Brief pain inventory data collected at baseline and at 2 months post-treatment were used to calculate differences in pain interference scores. Pain response in terms of the index pain was assessed using the international consensus endpoint. Patients were diagnosed with predominance of other pain (POP) if nonindex pain of malignant or unknown origin was present and had a greater pain score than the index pain.
Of 302 patients, 127 (42%) had PBMs and 175 (58%) had PNTs. The median pain interference score, which is based on the mean of the 7 subscale items, decreased to a greater extent among responders than among nonresponders (PBM group: -3.43 vs -0.57 [ = .005]; PNT group: -2.43 vs -0.29 [ < .001]). Moreover, patients without POP experienced a greater reduction in their median pain interference score than did those with POP (PBM group: -2.71 vs +0.43 [ = .004]; PNT group: -2.00 vs +1.57 [ = .007]). The Jonckheere-Terpstra test showed a significant trend across 4 pain response categories in patients with PBMs and those with PNTs ( < .001 for both).

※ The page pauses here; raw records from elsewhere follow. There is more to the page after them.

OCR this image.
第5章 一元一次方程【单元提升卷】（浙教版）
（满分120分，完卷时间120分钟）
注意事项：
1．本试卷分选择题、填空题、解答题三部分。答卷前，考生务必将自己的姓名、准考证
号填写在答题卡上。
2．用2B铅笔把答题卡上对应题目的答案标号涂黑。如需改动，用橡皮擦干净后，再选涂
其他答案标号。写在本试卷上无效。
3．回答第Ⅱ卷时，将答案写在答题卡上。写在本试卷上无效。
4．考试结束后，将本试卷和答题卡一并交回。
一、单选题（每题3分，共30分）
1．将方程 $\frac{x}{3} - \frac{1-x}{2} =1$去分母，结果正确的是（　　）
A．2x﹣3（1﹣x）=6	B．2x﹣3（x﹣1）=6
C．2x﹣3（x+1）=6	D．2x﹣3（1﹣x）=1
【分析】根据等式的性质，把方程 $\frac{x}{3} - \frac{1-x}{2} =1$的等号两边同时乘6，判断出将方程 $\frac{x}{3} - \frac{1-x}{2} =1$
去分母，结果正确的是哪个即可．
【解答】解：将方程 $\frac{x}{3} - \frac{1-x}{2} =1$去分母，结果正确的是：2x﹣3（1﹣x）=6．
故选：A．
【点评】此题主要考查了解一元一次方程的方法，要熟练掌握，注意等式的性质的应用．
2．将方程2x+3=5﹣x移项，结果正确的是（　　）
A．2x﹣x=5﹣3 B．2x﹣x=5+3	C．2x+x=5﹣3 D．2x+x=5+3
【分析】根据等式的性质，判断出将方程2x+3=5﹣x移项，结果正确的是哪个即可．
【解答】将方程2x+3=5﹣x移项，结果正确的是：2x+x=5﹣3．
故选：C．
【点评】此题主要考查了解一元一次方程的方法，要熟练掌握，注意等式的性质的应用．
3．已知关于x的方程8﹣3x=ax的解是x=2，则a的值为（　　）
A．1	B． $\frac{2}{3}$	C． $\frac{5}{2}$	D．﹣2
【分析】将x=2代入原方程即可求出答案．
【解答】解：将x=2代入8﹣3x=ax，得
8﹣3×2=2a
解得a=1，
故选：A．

The index and nonindex pain endpoints were positively and negatively associated with improvement in pain interference, respectively. There was no apparent difference between patients with PBMs and PNTs in terms of the associations of these endpoints with pain interference.
改善疼痛对日常活动的干扰,而非仅仅减轻疼痛,是姑息性放射治疗的理想终点。疼痛反应与疼痛干扰之间的关联几乎仅在伴有疼痛性骨转移(PBM)的患者中进行了研究,而在姑息性放射治疗中,非主要疼痛几乎未被探讨。我们调查了主要疼痛和非主要疼痛终点是否与同时患有PBM和疼痛性非骨转移肿瘤(PNT)的患者的疼痛干扰变化相关。
使用在基线和治疗后2个月收集的简明疼痛状况量表数据来计算疼痛干扰评分的差异。使用国际共识终点评估主要疼痛方面的疼痛反应。如果存在恶性或不明来源的非主要疼痛且疼痛评分高于主要疼痛,则患者被诊断为其他疼痛为主(POP)。
在302例患者中,127例(42%)患有PBM,175例(58%)患有PNT。基于7个分量表项目平均值的中位疼痛干扰评分,在有反应者中比无反应者下降幅度更大(PBM组:-3.43对-0.57[P =.005];PNT组:-2.43对-0.29[P <.001])。此外,无POP的患者中位疼痛干扰评分的降低幅度大于有POP的患者(PBM组:-2.71对+0.43[P =.004];PNT组:-2.00对+1.57[P =.007])。Jonckheere-Terpstra检验显示,在患有PBM和PNT的患者中,4种疼痛反应类别存在显著趋势(两者P均<.001)。
主要疼痛和非主要疼痛终点分别与疼痛干扰的改善呈正相关和负相关。在这些终点与疼痛干扰的关联方面,患有PBM和PNT的患者之间没有明显差异。